Department of Surgery, Division of Pediatric Surgery, University of Virginia School of Medicine, 1215 Lee St., Charlottesville, VA, 22908, USA.
Pediatr Surg Int. 2021 May;37(5):627-630. doi: 10.1007/s00383-020-04851-5. Epub 2021 Jan 10.
Pediatric surgeons at our institution are often asked by families about a theoretical increased risk of severe common upper respiratory infections in children status post lung resection. No data exist on this topic. We, therefore, aimed to examine the risk of severe respiratory infection in children after pulmonary resection.
A chart review was conducted on all pediatric patients who underwent pulmonary resection between August 1st, 2009 and January 31st, 2019. Collected data included patient characteristics, operation, complications and any admission for respiratory infection.
Fifty-seven patients met inclusion criteria. Resections included lobectomy (45.6%), segmentectomy (14.0%), and wedge resection (40.4%). Twelve (21.1%) were immunocompromised and 6 (10.5%) had post-operative complications. Within 1 year of surgery, 2 (3.5%) patients were hospitalized for a viral upper respiratory illness (URI), 1 (1.8%) for bacterial pneumonia, and none due to influenza.

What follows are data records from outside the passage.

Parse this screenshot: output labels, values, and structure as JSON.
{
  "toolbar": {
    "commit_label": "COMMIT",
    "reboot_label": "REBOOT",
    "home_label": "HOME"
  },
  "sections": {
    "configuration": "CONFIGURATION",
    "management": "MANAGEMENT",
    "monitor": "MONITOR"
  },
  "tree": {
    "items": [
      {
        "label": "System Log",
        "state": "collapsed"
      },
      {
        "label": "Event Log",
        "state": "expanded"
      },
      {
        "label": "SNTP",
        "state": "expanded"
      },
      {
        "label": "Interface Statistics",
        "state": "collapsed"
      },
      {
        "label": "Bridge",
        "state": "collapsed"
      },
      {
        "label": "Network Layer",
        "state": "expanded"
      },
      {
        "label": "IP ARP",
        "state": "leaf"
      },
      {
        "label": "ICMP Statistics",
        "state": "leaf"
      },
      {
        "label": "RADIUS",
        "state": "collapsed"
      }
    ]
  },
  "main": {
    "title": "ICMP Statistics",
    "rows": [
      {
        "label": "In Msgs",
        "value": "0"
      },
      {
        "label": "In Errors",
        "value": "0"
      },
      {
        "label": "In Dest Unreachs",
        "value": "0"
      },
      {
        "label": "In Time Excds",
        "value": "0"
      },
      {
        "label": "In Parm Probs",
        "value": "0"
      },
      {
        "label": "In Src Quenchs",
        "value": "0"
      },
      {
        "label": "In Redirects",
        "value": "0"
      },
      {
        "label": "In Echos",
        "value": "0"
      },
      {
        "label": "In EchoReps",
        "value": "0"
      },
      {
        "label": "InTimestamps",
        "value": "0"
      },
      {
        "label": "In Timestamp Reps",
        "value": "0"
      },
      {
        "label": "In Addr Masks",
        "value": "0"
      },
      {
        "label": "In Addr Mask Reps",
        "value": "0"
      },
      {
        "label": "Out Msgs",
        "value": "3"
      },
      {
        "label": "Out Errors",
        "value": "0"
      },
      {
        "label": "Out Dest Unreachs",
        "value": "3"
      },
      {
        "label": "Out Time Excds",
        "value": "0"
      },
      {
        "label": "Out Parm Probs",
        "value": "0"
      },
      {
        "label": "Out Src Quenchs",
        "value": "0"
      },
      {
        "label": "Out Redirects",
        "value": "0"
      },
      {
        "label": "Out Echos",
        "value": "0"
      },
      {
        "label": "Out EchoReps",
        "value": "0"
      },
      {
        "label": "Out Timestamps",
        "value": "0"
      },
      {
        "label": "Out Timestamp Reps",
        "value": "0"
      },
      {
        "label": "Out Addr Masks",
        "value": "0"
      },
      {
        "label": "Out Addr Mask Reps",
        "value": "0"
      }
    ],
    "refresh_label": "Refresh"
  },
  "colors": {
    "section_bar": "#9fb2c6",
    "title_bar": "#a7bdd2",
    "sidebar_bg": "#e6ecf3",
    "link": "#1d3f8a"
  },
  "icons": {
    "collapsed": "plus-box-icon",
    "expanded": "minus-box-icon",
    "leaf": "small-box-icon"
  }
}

In the general pediatric population, the risk of admission for respiratory illness is 3-21%. At this institution, overall risk of respiratory infection after lung resection appears comparable to baseline community risk. Our findings could aid counseling pediatric patients and their families regarding the 1-year risk of infection after lung resection.
本机构的儿科外科医生经常被家长询问,儿童肺切除术后是否存在严重普通上呼吸道感染的理论风险增加。目前尚无关于这一主题的相关数据。因此,我们旨在研究儿童肺切除术后发生严重呼吸道感染的风险。
对 2009 年 8 月 1 日至 2019 年 1 月 31 日期间接受肺切除术的所有儿科患者进行了病历回顾。收集的数据包括患者特征、手术、并发症以及任何呼吸道感染的住院情况。
57 名患者符合纳入标准。切除范围包括肺叶切除术(45.6%)、肺段切除术(14.0%)和楔形切除术(40.4%)。12 名(21.1%)患者免疫功能低下,6 名(10.5%)患者术后出现并发症。在术后 1 年内,2 名(3.5%)患者因病毒性上呼吸道感染(URI)住院,1 名(1.8%)患者因细菌性肺炎住院,无流感住院病例。
在一般儿科人群中,因呼吸道疾病住院的风险为 3-21%。在本机构,肺切除术后发生呼吸道感染的总体风险似乎与基线社区风险相当。我们的研究结果可以帮助对肺切除术后 1 年内感染风险进行咨询,为儿科患者及其家属提供参考。